Our project will, of course, differ from all of the above. The data we gather will be through living with old people for 15 months in small towns of seven different countries. I will be fascinated to see how the findings of such in-depth, culturally diverse studies can contribute to our understanding of the way information technologies are shaping the lives of people in their older years.

Why start with death?

By Daniel Miller, on 8 October 2012

Holding the hand of an elderly person

Photo: Rosie O'Beirne (Creative Commons)

Even I would have to admit it wasn’t the obvious way to go. The last three weeks have been amazing with the whole group coming together, but I have been on this project since May and during the intervening period I went ahead with my own fieldwork. Eventually all eight of us will start on our respective ethnographies with hopefully strong common threads. But we have agreed that there will also be some degree of autonomy in which we each have some themes of our own, something probably essential in a discipline such as anthropology.

So in May I decided that my own theme would be to start my study in collaboration with a hospice.

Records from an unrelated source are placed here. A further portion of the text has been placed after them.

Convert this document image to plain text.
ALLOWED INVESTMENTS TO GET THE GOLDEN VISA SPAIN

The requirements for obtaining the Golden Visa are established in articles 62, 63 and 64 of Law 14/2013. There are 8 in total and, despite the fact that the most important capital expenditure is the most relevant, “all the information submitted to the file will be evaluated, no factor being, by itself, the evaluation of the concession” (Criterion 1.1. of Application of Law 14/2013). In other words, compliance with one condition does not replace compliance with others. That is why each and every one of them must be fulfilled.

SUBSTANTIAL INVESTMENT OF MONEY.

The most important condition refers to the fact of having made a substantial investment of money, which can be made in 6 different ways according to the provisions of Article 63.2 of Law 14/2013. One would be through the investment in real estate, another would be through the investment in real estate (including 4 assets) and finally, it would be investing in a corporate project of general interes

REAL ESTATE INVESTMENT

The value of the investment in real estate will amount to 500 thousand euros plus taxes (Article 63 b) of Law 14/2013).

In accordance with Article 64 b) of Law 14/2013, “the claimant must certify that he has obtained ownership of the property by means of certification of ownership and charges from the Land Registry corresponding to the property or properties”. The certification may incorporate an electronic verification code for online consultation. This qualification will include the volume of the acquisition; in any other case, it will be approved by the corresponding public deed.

This was possibly a very stupid move since our project is centred upon the consequences of social networking sites, and the one group who are least likely to be using this sites are the elderly who, in turn, make up the majority of those who are terminally ill. So why work with a hospice? I guess there were three reasons. The first was that for such a large grant from the public purse I felt that ethics is not just written consent forms, ethics is also whether your research directly benefits the welfare of populations who, in some sense, are paying for it. As it happens, the hospice director was interested in the likely long-term impact of new media and had asked if I could work with them. The health service has been incredibly conservative on this front, the NHS is still mostly based on fax and letters, so this seemed potentially a useful contribution.

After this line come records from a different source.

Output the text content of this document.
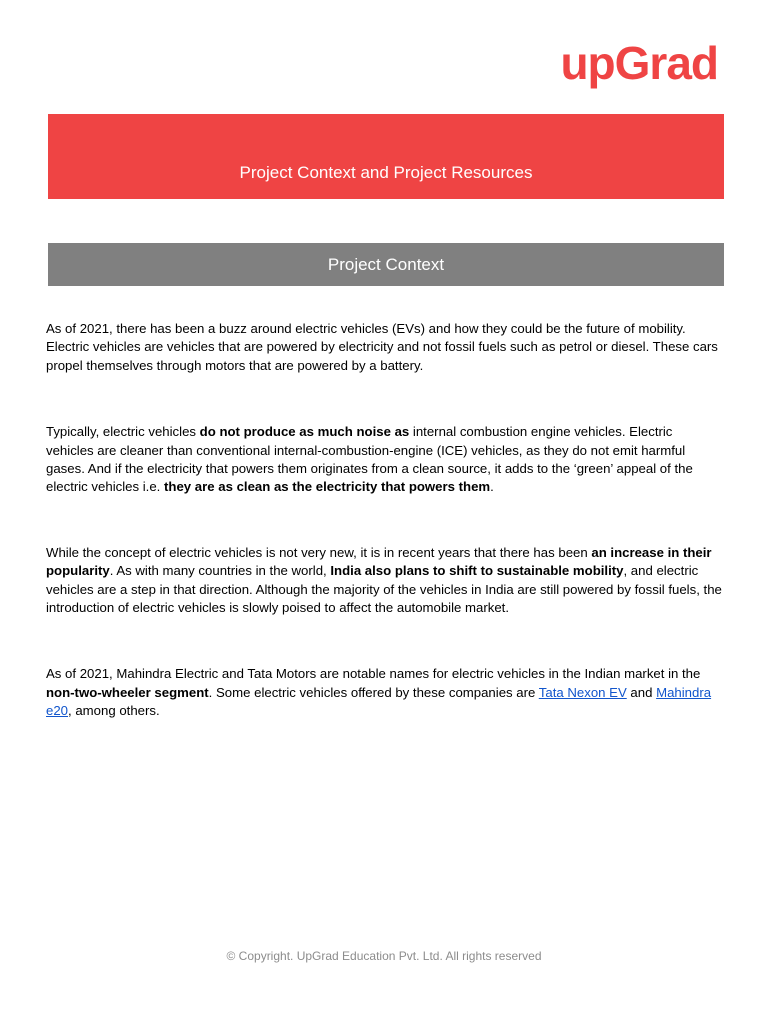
upGrad
Project Context and Project Resources
Project Context

As of 2021, there has been a buzz around electric vehicles (EVs) and how they could be the future of mobility. Electric vehicles are vehicles that are powered by electricity and not fossil fuels such as petrol or diesel. These cars propel themselves through motors that are powered by a battery.

Typically, electric vehicles do not produce as much noise as internal combustion engine vehicles. Electric vehicles are cleaner than conventional internal-combustion-engine (ICE) vehicles, as they do not emit harmful gases. And if the electricity that powers them originates from a clean source, it adds to the ‘green’ appeal of the electric vehicles i.e. they are as clean as the electricity that powers them.

While the concept of electric vehicles is not very new, it is in recent years that there has been an increase in their popularity. As with many countries in the world, India also plans to shift to sustainable mobility, and electric vehicles are a step in that direction. Although the majority of the vehicles in India are still powered by fossil fuels, the introduction of electric vehicles is slowly poised to affect the automobile market.

As of 2021, Mahindra Electric and Tata Motors are notable names for electric vehicles in the Indian market in the non-two-wheeler segment. Some electric vehicles offered by these companies are Tata Nexon EV and Mahindra e20, among others.

© Copyright. UpGrad Education Pvt. Ltd. All rights reserved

The second was that I felt a project this big should address the big picture of anthropology, and not just our parochial ethnographies, and that, for theoretical reasons, I wanted to rethink what we understand by life as enhanced by technology and that this might be understood better in relation to the imminence of death. The third reason was that most researchers studying things like social network sites will simply focus on those alone, while for anthropology everything is context. Getting a real sense of the wider world of communications and social relations from non-users would ensure that we kept that broad context in view when it came to working on social networking sites specifically.

It’s too early to know if any of these were right, but one thing I can say, is that you would not expect that a project based largely with terminal cancer patients would be anything other than downbeat. But I have found that these patients are genuinely happy to find someone who wants to talk about something other than illness and is asking for their advice and life stories and that actually the fieldwork so far has been really uplifting and often surprisingly enjoyable.